Snowbanks can pose danger

Give a child a mountain of dirt or snow and a group of children can be amused for months.
In climbing to the top of a dirt pile, the only one disappointed is the washerwoman who has to clean ground-in dirt.
When climbing to the top of snow piles, even when the temperature rises above freezing, the only one worried is mom, who is concerned about you being chilled and wet.
Just like cardboard boxes, piles and dirt have proven to be great kid attractors.
Kids are not discouraged. When I grew up and only had to walk a block to school, we didn’t walk along the plowed sidewalks; rather, we choose to walk along the edge of the snowbank that ran against the roadway.
It was more challenging.
We were told that it wasn’t safe, and we were not supposed to do it. But what mom didn’t know, mom couldn’t be hurt by it.
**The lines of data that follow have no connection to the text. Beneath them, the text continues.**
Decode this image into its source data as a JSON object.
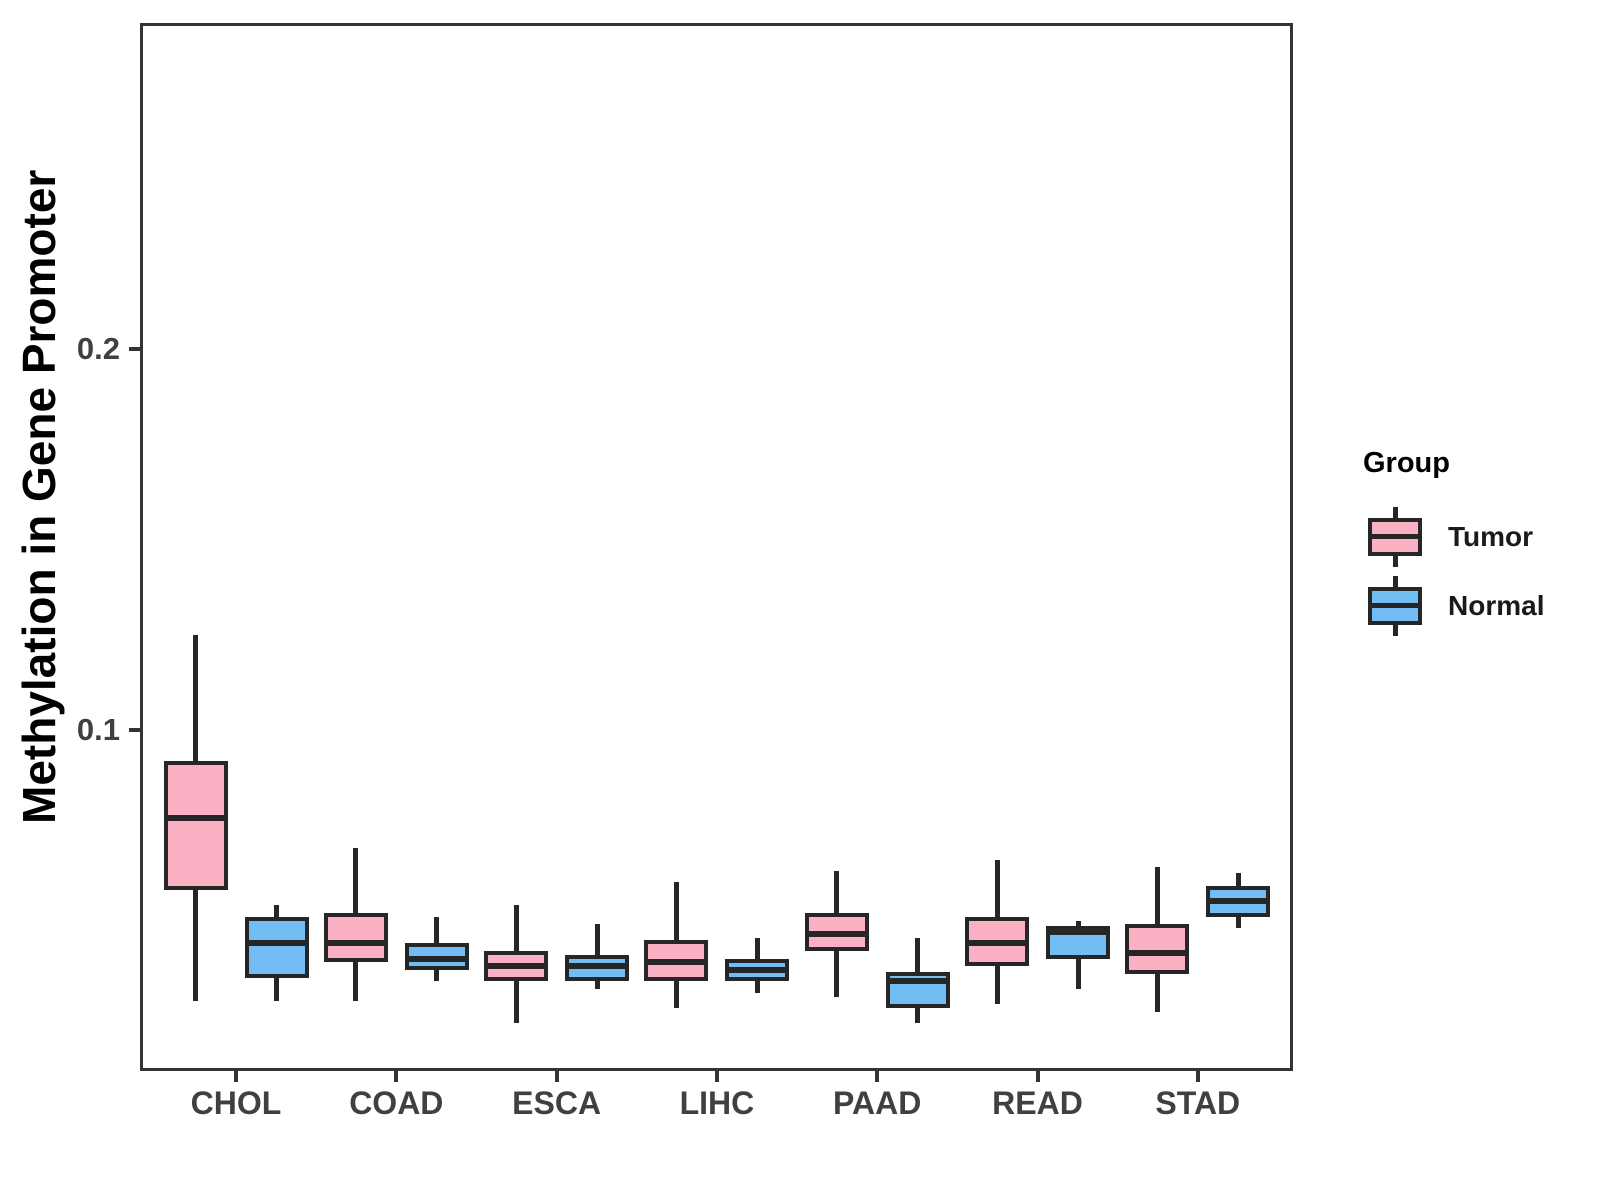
{
  "chart_data": {
    "type": "boxplot",
    "title": "",
    "ylabel": "Methylation in Gene Promoter",
    "xlabel": "",
    "categories": [
      "CHOL",
      "COAD",
      "ESCA",
      "LIHC",
      "PAAD",
      "READ",
      "STAD"
    ],
    "ylim": [
      0.0105,
      0.2856
    ],
    "yticks": [
      {
        "value": 0.1,
        "label": "0.1"
      },
      {
        "value": 0.2,
        "label": "0.2"
      }
    ],
    "grid": false,
    "legend": {
      "title": "Group",
      "position": "right"
    },
    "series": [
      {
        "name": "Tumor",
        "fill": "#FBB1C4",
        "boxes": [
          {
            "category": "CHOL",
            "whisker_low": 0.029,
            "q1": 0.058,
            "median": 0.077,
            "q3": 0.092,
            "whisker_high": 0.125
          },
          {
            "category": "COAD",
            "whisker_low": 0.029,
            "q1": 0.039,
            "median": 0.044,
            "q3": 0.052,
            "whisker_high": 0.069
          },
          {
            "category": "ESCA",
            "whisker_low": 0.023,
            "q1": 0.034,
            "median": 0.038,
            "q3": 0.042,
            "whisker_high": 0.054
          },
          {
            "category": "LIHC",
            "whisker_low": 0.027,
            "q1": 0.034,
            "median": 0.039,
            "q3": 0.045,
            "whisker_high": 0.06
          },
          {
            "category": "PAAD",
            "whisker_low": 0.03,
            "q1": 0.042,
            "median": 0.0465,
            "q3": 0.052,
            "whisker_high": 0.063
          },
          {
            "category": "READ",
            "whisker_low": 0.028,
            "q1": 0.038,
            "median": 0.044,
            "q3": 0.051,
            "whisker_high": 0.066
          },
          {
            "category": "STAD",
            "whisker_low": 0.026,
            "q1": 0.036,
            "median": 0.0415,
            "q3": 0.049,
            "whisker_high": 0.064
          }
        ]
      },
      {
        "name": "Normal",
        "fill": "#72BEF4",
        "boxes": [
          {
            "category": "CHOL",
            "whisker_low": 0.029,
            "q1": 0.035,
            "median": 0.044,
            "q3": 0.051,
            "whisker_high": 0.054
          },
          {
            "category": "COAD",
            "whisker_low": 0.034,
            "q1": 0.037,
            "median": 0.04,
            "q3": 0.044,
            "whisker_high": 0.051
          },
          {
            "category": "ESCA",
            "whisker_low": 0.032,
            "q1": 0.034,
            "median": 0.038,
            "q3": 0.041,
            "whisker_high": 0.049
          },
          {
            "category": "LIHC",
            "whisker_low": 0.031,
            "q1": 0.034,
            "median": 0.037,
            "q3": 0.04,
            "whisker_high": 0.0455
          },
          {
            "category": "PAAD",
            "whisker_low": 0.023,
            "q1": 0.027,
            "median": 0.034,
            "q3": 0.0365,
            "whisker_high": 0.0455
          },
          {
            "category": "READ",
            "whisker_low": 0.032,
            "q1": 0.04,
            "median": 0.047,
            "q3": 0.0485,
            "whisker_high": 0.05
          },
          {
            "category": "STAD",
            "whisker_low": 0.048,
            "q1": 0.051,
            "median": 0.055,
            "q3": 0.059,
            "whisker_high": 0.0625
          }
        ]
      }
    ],
    "significance": [
      {
        "category": "CHOL",
        "label": "***"
      },
      {
        "category": "PAAD",
        "label": "*"
      }
    ],
    "colors": {
      "box_stroke": "#262626",
      "axis_line": "#333333",
      "tick_text": "#404040",
      "title_text": "#000000"
    }
  }
}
It was far more taxing challenging our balance, and getting us to climb up and down at driveways and jumping across the chasms created where home owners had cut their sidewalks through to the road.
Instead of a 10-minute walk to school, the uneven snowbanks added more time to our journey.
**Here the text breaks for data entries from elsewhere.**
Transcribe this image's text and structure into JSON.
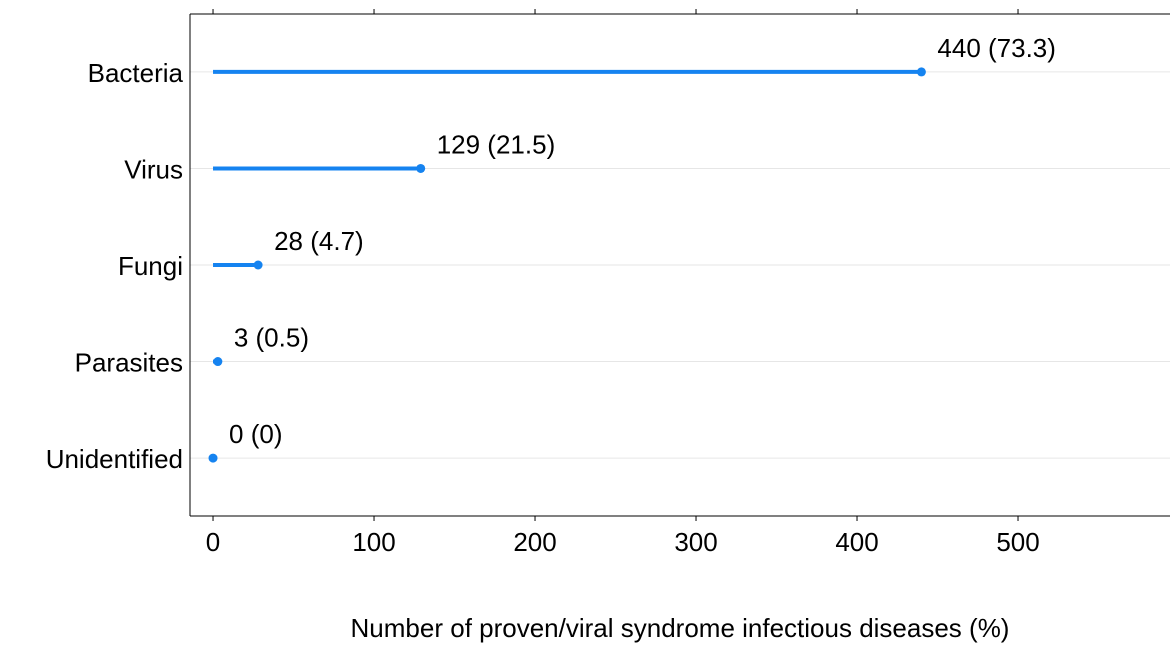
{
  "chart_data": {
    "type": "lollipop",
    "orientation": "horizontal",
    "x_label": "Number of proven/viral syndrome infectious diseases (%)",
    "categories": [
      "Bacteria",
      "Virus",
      "Fungi",
      "Parasites",
      "Unidentified"
    ],
    "values": [
      440,
      129,
      28,
      3,
      0
    ],
    "value_labels": [
      "440 (73.3)",
      "129 (21.5)",
      "28 (4.7)",
      "3 (0.5)",
      "0 (0)"
    ],
    "color": "#1583f0",
    "xlim": [
      -14.3,
      594.4
    ],
    "xticks": [
      0,
      100,
      200,
      300,
      400,
      500
    ],
    "grid": true
  }
}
Were we worried about the dangers? Of course not. We only cared about the challenges that we faced.
We challenged ourselves with who could lose their balance the fewest times in that block-long trail walk, or who could jump the farthest without falling from the bank.
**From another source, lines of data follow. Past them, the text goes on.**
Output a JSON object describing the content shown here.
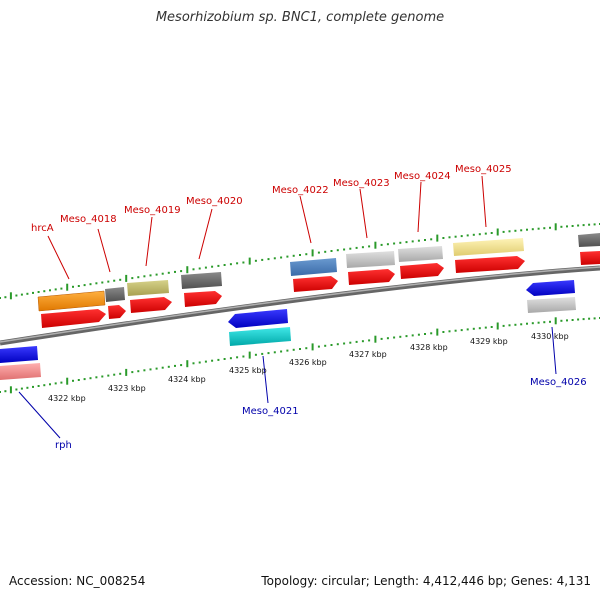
{
  "title": "Mesorhizobium sp. BNC1, complete genome",
  "footer": {
    "accession": "Accession: NC_008254",
    "summary": "Topology: circular; Length: 4,412,446 bp; Genes: 4,131"
  },
  "colors": {
    "backbone": "#8c8c8c",
    "tick": "#2a9a2a",
    "forward_label": "#cc0000",
    "reverse_label": "#0000aa",
    "axis_label": "#111111"
  },
  "ruler_labels": [
    "4322 kbp",
    "4323 kbp",
    "4324 kbp",
    "4325 kbp",
    "4326 kbp",
    "4327 kbp",
    "4328 kbp",
    "4329 kbp",
    "4330 kbp"
  ],
  "gene_labels": [
    {
      "id": "hrcA",
      "text": "hrcA",
      "strand": "forward"
    },
    {
      "id": "meso4018",
      "text": "Meso_4018",
      "strand": "forward"
    },
    {
      "id": "meso4019",
      "text": "Meso_4019",
      "strand": "forward"
    },
    {
      "id": "meso4020",
      "text": "Meso_4020",
      "strand": "forward"
    },
    {
      "id": "meso4022",
      "text": "Meso_4022",
      "strand": "forward"
    },
    {
      "id": "meso4023",
      "text": "Meso_4023",
      "strand": "forward"
    },
    {
      "id": "meso4024",
      "text": "Meso_4024",
      "strand": "forward"
    },
    {
      "id": "meso4025",
      "text": "Meso_4025",
      "strand": "forward"
    },
    {
      "id": "meso4021",
      "text": "Meso_4021",
      "strand": "reverse"
    },
    {
      "id": "meso4026",
      "text": "Meso_4026",
      "strand": "reverse"
    },
    {
      "id": "rph",
      "text": "rph",
      "strand": "reverse"
    }
  ]
}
As a Cub leader, one of the things my young Cubs learned to make at winter camp were snow quinzee shelters.
The Cubs never slept in them, but they discovered that by creating huge piles of snow in the morning, by late afternoon they could burrow in and lay out a bed of bows to keep their sleeping bags off the ground and they would be able to spend a comfortable night sleeping.
Today, one of the great worries facing community leaders is the creation of those under snow caverns on streets with huge piles of snow. More than one child has been injured from the collapse of those piles, or being injured should a vehicle drive into the bank by accident.
I would like to say that I never engaged in making those forts and caves on the boulevard, but I quickly would be proven wrong. It was part of our winter adventure and something to do outdoors.
It was always too much work to shovel and build a pile in the backyard to create a fort when the town snowplows had done such a good job on the street.
My father eventually would discover our snow fort and clear the top away. We still had a fort but it was open to the sky.
Snowbanks can be dangerous, and as drivers we have to be aware that they are fun places for young kids to play on.
Just as my parents warned me about the dangers of walking on the edges, we have to continue doing that same cautioning.